Introduction
Johann Wolfgang von Goethe est considéré comme l'une des plus grandes figures intellectuelles de l'histoire occidentale. Homme de lettres, scientifique, homme d'État et penseur, son œuvre immense et polymorphe incarne l'idéal humaniste de la "Bildung" (formation de soi). Il domina la vie littéraire allemande de la fin du XVIIIe au début du XIXe siècle, d'abord comme porte-étendard du mouvement pré-romantique "Sturm und Drang", puis comme pilier, avec son ami Friedrich Schiller, du classicisme de Weimar. Son influence s'étend bien au-delà de la littérature, touchant la philosophie, les sciences naturelles et la théorie des couleurs.
Jeunesse
Fils d'une famille bourgeoise aisée et cultivée de Francfort, Goethe reçoit une éducation exigeante et précoce, étudiant le latin, le grec, le français et l'italien. En 1765, il entame des études de droit à Leipzig, où il découvre la vie mondaine et s'initie à la poésie et au dessin. Une grave maladie le contraint à rentrer à Francfort en 1768. Après sa convalescence, il poursuit ses études à Strasbourg (1770-1771), où il obtient son diplôme de droit. Cette période est décisive : il y rencontre le philosophe et critique Johann Gottfried Herder, qui l'initie à Shakespeare, à la poésie populaire et aux idées du "Sturm und Drang", rejetant le rationalisme des Lumières au profit de l'expression des passions et du génie individuel.
Carriere
Sa carrière littéraire explose en 1774 avec le roman épistolaire "Les Souffrances du jeune Werther", qui lui apporte une célébrité européenne et incarne l'esprit du "Sturm und Drang". En 1775, sur l'invitation du jeune duc Charles-Auguste, il s'installe à Weimar, où il passera le reste de sa vie. Il y occupe d'importantes fonctions politiques et administratives (conseiller secret, ministre). Un voyage en Italie (1786-1788) marque un tournant : il se détourne du subjectivisme passionné pour se tourner vers l'idéal de mesure, d'harmonie et de beauté formelle de l'Antiquité, fondant ainsi le classicisme de Weimar. Sa fructueuse amitié avec Schiller (à partir de 1794) stimule sa production (ballades, revue "Les Heures"). Il travaille toute sa vie à son œuvre monumentale, "Faust", dont la première partie paraît en 1808 et la seconde, posthume, en 1832. Parallèlement, il mène des recherches scientifiques ambitieuses en botanique, anatomie et optique.
Style
Le style de Goethe évolue considérablement au fil de sa vie. De la fougue lyrique, de la prose tourmentée et du langage direct du "Sturm und Drang" ("Werther", premiers drames), il évolue vers une forme classique, épurée et symbolique, recherchant l'équilibre entre la sensibilité et la raison, le désir et la loi. Sa poésie, d'une grande musicalité, exploite toutes les formes, du lied populaire à l'ode savante. Dans "Faust", il fusionne tous les styles, du trivial au sublime, du lyrique au dramatique, créant une forme totalisante.

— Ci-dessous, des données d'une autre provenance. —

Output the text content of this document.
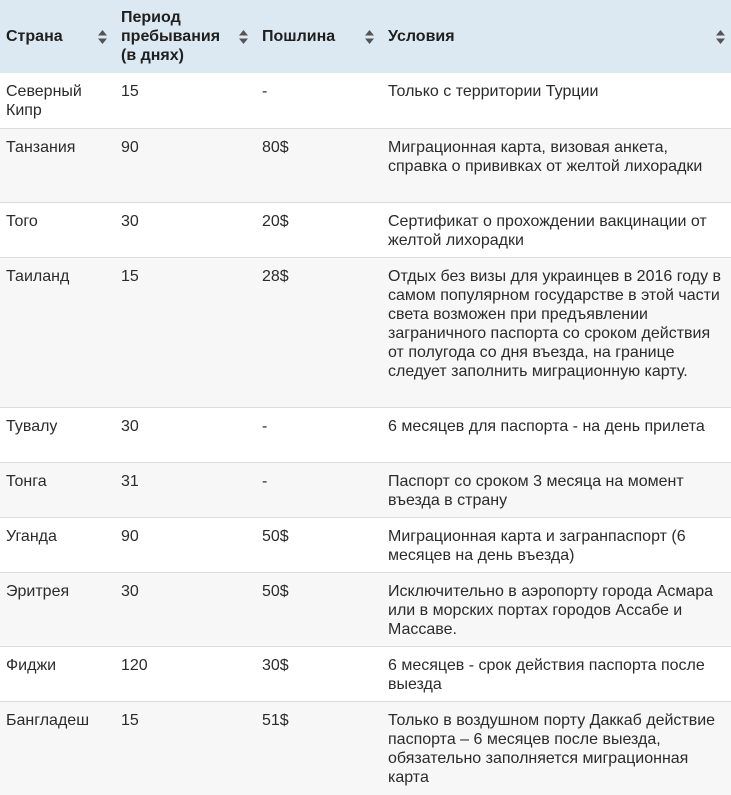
Страна	Период пребывания (в днях)	Пошлина	Условия

Северный Кипр	15	-	Только с территории Турции
Танзания	90	80$	Миграционная карта, визовая анкета, справка о прививках от желтой лихорадки
Того	30	20$	Сертификат о прохождении вакцинации от желтой лихорадки
Таиланд	15	28$	Отдых без визы для украинцев в 2016 году в самом популярном государстве в этой части света возможен при предъявлении заграничного паспорта со сроком действия от полугода со дня въезда, на границе следует заполнить миграционную карту.
Тувалу	30	-	6 месяцев для паспорта - на день прилета
Тонга	31	-	Паспорт со сроком 3 месяца на момент въезда в страну
Уганда	90	50$	Миграционная карта и загранпаспорт (6 месяцев на день въезда)
Эритрея	30	50$	Исключительно в аэропорту города Асмара или в морских портах городов Ассабе и Массаве.
Фиджи	120	30$	6 месяцев - срок действия паспорта после выезда
Бангладеш	15	51$	Только в воздушном порту Даккаб действие паспорта – 6 месяцев после выезда, обязательно заполняется миграционная карта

Sa prose, qu'elle soit romanesque ou autobiographique, allie précision observationnelle et profondeur philosophique.
Oeuvres Majeures
Outre "Faust", son œuvre magistrale qui explore les limites de la connaissance humaine et le pacte avec le diable, ses œuvres majeures incluent "Les Souffrances du jeune Werther" (1774), roman qui provoqua une vague de suicides en Europe ; "Les Années d'apprentissage de Wilhelm Meister" (1795-1796), prototype du roman de formation ("Bildungsroman") ; le drame "Götz von Berlichingen" (1773) ; les pièces classiques "Iphigénie en Tauride" (1787) et "Torquato Tasso" (1790) ; le roman électif "Les Affinités électives" (1809) ; et le vaste recueil poétique "Le Divan occidental-oriental" (1819), fruit de son intérêt pour la culture persane. Son autobiographie, "Poésie et Vérité" (1811-1833), est également un document capital.
Influence
L'influence de Goethe est incommensurable. Il est le pilier de la littérature allemande moderne, et son "Faust" est souvent considéré comme la somme de la culture occidentale. Les romantiques allemands et européens (Novalis, Byron, Hugo) l'admirent, tout en critiquant parfois son classicisme. Il influença profondément des philosophes comme Hegel, Schopenhauer et Nietzsche. Au XXe siècle, des écrivains comme Thomas Mann se réclament de son héritage. Son concept de "Weltliteratur" (littérature mondiale) anticipe la globalisation culturelle. Scientifiquement, bien que sa "Théorie des couleurs" ait été contestée par Newton, sa méthode holistic a inspiré des penseurs ultérieurs.